Metadata-Version: 2.1
Name: pasqui
Version: 0.1.0
Summary: This python library is useful to perform serveral functions needed to structure unstructured text,
Home-page: https://github.com/NcabreraM/pasqui
Author: Natalia Cabrera-Morales
Author-email: natalia.cabrera.m@mail.pucv.cl
License: MIT
Description-Content-Type: text/markdown
License-File: LICENSE
Requires-Dist: pdfplumber
Requires-Dist: python-docx
Requires-Dist: openai
Requires-Dist: tiktoken
Requires-Dist: pandas
Requires-Dist: scipy
Requires-Dist: langchain
Requires-Dist: kor
Requires-Dist: requests
Requires-Dist: markdownify
Requires-Dist: scikit-learn
Requires-Dist: langchain-community
Requires-Dist: langchain-openai


# Pasqui

Pasqui is a Python library created in Google Colab.
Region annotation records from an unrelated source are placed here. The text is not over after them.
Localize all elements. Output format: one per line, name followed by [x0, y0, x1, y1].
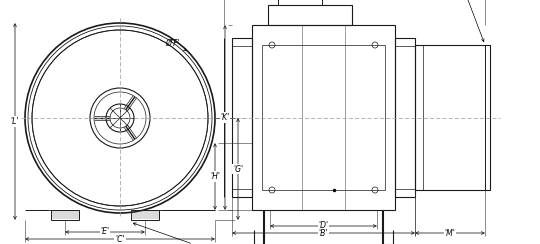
Text: 'L': 'L' — [11, 117, 19, 126]
Text: Ø'F': Ø'F' — [165, 39, 186, 51]
Text: THERMISTOR ENTRY
M20 x 1.5-6H: THERMISTOR ENTRY M20 x 1.5-6H — [422, 0, 489, 42]
Text: MOUNTING HOLE Ø'J': MOUNTING HOLE Ø'J' — [133, 223, 245, 244]
Bar — [395, 38, 415, 197]
Bar — [262, 45, 385, 190]
Text: 'H': 'H' — [210, 172, 220, 181]
Bar — [232, 38, 252, 197]
Bar — [268, 5, 352, 25]
Bar — [131, 210, 159, 220]
Text: 'M': 'M' — [444, 228, 455, 237]
Text: 'K': 'K' — [220, 113, 230, 122]
Bar — [415, 45, 490, 190]
Text: 'E': 'E' — [100, 227, 110, 236]
Bar — [51, 210, 79, 220]
Text: 'B': 'B' — [319, 228, 328, 237]
Text: 'D': 'D' — [319, 222, 328, 231]
Text: CABLE ENTRY 'N': CABLE ENTRY 'N' — [0, 243, 1, 244]
Bar — [252, 25, 395, 210]
Text: 'C': 'C' — [115, 234, 125, 244]
Text: 'G': 'G' — [233, 164, 243, 173]
Bar — [278, 0, 322, 5]
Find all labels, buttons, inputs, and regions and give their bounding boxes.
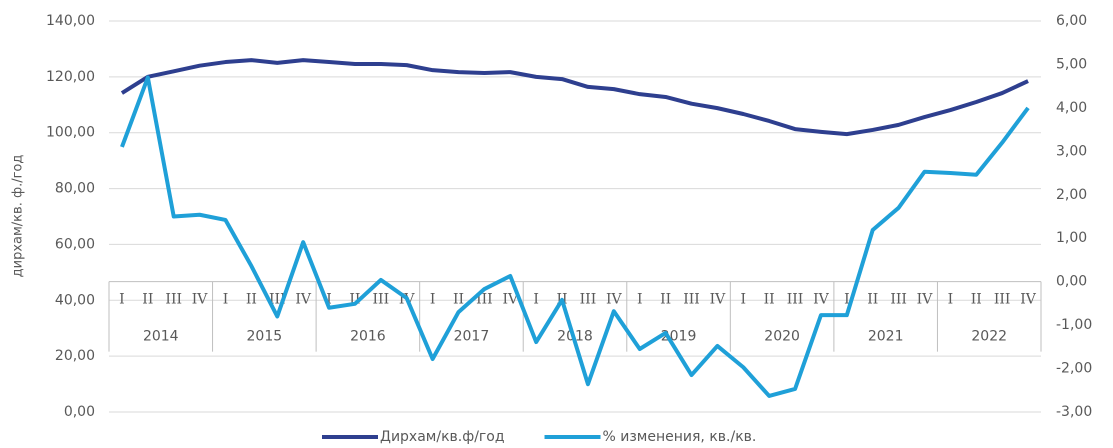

It is useful to perform serveral functions needed to structure unstructured text. It was created based on my dissertation work at University of Cambridge with the support of chatGPT and Gemini for coding.
Pasqui is designed to handly large amounts of long files, and gracefully deal with errors avoiding repeated processing. It works with both pdfs and docs. 

###It has 4 functions. 
* pasqui_conveting -> converts pdfs and docs into texts and moves them to a new folder.
* pasqui_embedding -> creates embeddings using cosine similarity.
* pasqui_summarising -> creates summaries based on customisable topics.
* pasqui_structuring -> creates structured data from unstructured text.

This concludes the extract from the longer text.